# Filling in Sloping Backyard



## bucklahoo (Mar 13, 2011)

got a depression in my new backyard. once you walk off our deck the ground begins to slope downward and then flatten out. this leaves a puddling area that barely dries up even in the summer making it hard to cut the lawn and enjoy it.
what do i need to fill it in? 
is it as easy as filling in with clean fill or fill with topsoil on top and maintaining a slight grade away from house?
the area is about 40' long, 20' wide and the drop is somewhere between 1-2'. about how much dirt will this take?
do you replant grass or cut up existing grass?
backyard slants towards a wooded area that drops down to a ravine.


----------



## bucklahoo (Mar 13, 2011)

this explains a little better


----------



## BigD9 (Mar 10, 2011)

Nice looking property you have. If it were me, I would use a rototiller and till the low area to break up the existing dirt and grass, then fill with top soil and grade to drain. Then replant the grass. If you can't get good topsoil, you could always push the existing topsoil off to the side, then fill with whatever, and push the piled up topsoil back over the area.


----------



## bucklahoo (Mar 13, 2011)

what would be the purpose of the tilling? to promote better drainage down through the soil?
why not just put soil on top of existing lawn?


----------



## BigD9 (Mar 10, 2011)

Just my opinion. If you place dirt on top of grass, and grass dies it turns into a slimy slippery layer. This layer could result in the dirt above it slipping and sliding especially when wet. So tilling would kind of lock the top thin layer of added soils to the lower layer.

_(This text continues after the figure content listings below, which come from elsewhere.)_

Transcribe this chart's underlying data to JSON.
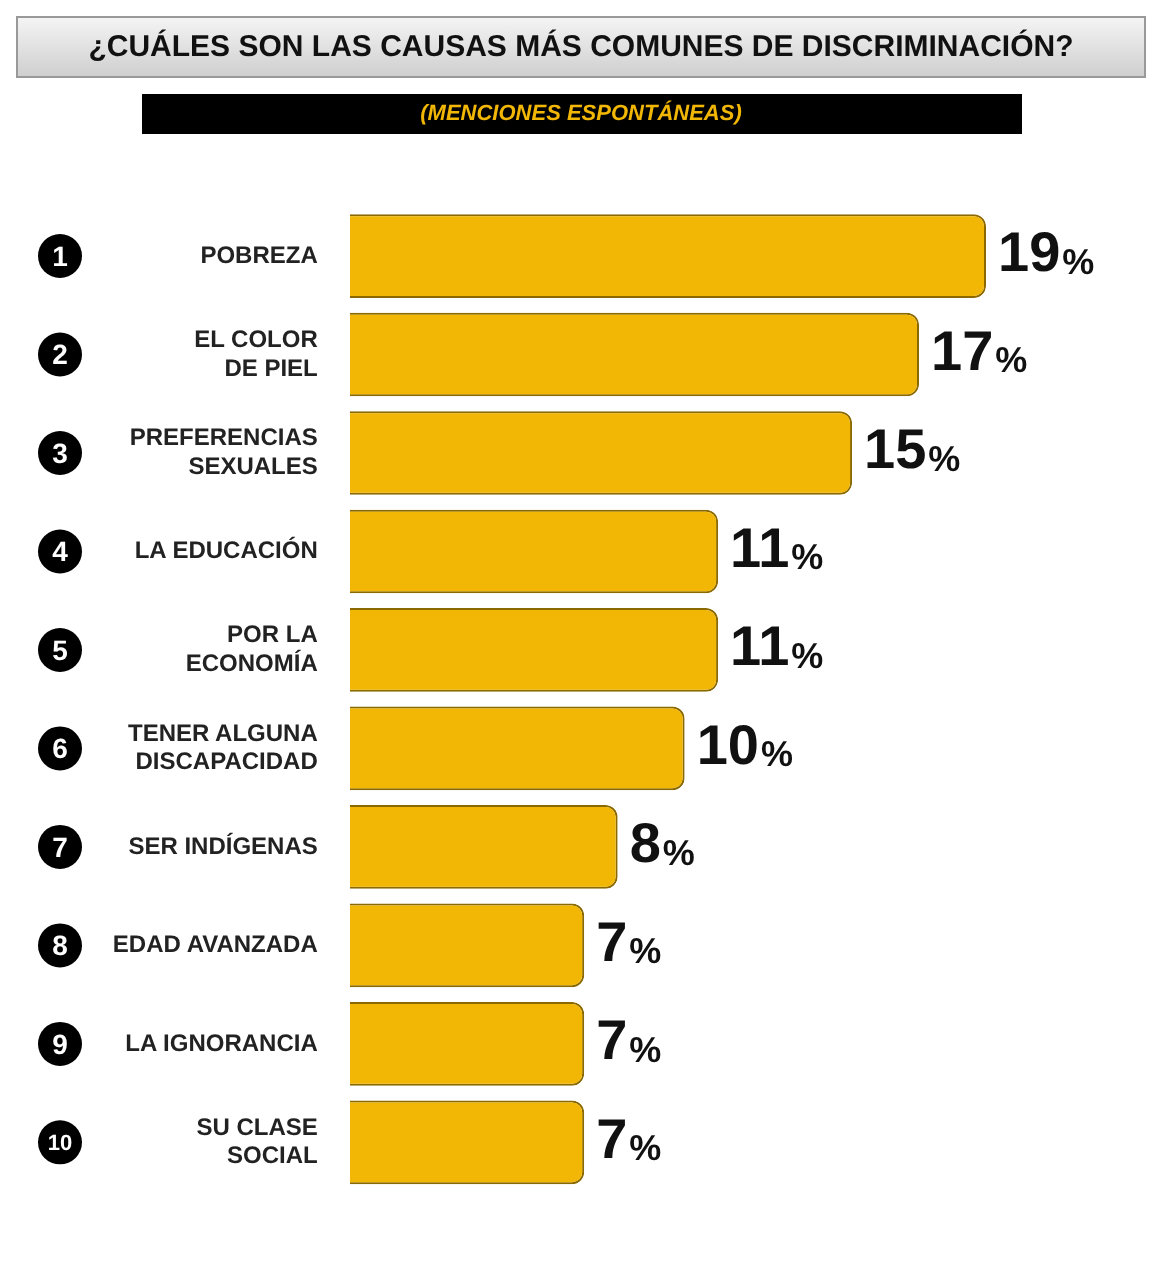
{
  "chart_data": {
    "type": "bar",
    "orientation": "horizontal",
    "title": "¿CUÁLES SON LAS CAUSAS MÁS COMUNES DE DISCRIMINACIÓN?",
    "subtitle": "(MENCIONES ESPONTÁNEAS)",
    "categories": [
      "POBREZA",
      "EL COLOR DE PIEL",
      "PREFERENCIAS SEXUALES",
      "LA EDUCACIÓN",
      "POR LA ECONOMÍA",
      "TENER ALGUNA DISCAPACIDAD",
      "SER INDÍGENAS",
      "EDAD AVANZADA",
      "LA IGNORANCIA",
      "SU CLASE SOCIAL"
    ],
    "values": [
      19,
      17,
      15,
      11,
      11,
      10,
      8,
      7,
      7,
      7
    ],
    "value_labels": [
      "19%",
      "17%",
      "15%",
      "11%",
      "11%",
      "10%",
      "8%",
      "7%",
      "7%",
      "7%"
    ],
    "color": "#f2b705",
    "annotations": [
      "1",
      "2",
      "3",
      "4",
      "5",
      "6",
      "7",
      "8",
      "9",
      "10"
    ],
    "grid": false,
    "legend": false,
    "tick_labels": "y"
  }
}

You may not need to till, but I didn't know how thick the thatch was in your yard, or how tall the grass would be when you filled the area. Again, its just me. Unless I was filling a very thin layer where the grass would stick through, I would rough up the existing layer. Kind of like sanding a painted surface before applying another coat of paint. 

Good luck and enjoy life.


----------



## bucklahoo (Mar 13, 2011)

makes sense.


----------



## Shane1 (Oct 12, 2010)

Do you think there could be an underlying issue as to why the ground is allways wet there? If not then I would just put some cheap topsoil or sand in the depression, grade it, and throw some grass seed down. I just started doing the same thing to a low area of my yard.


----------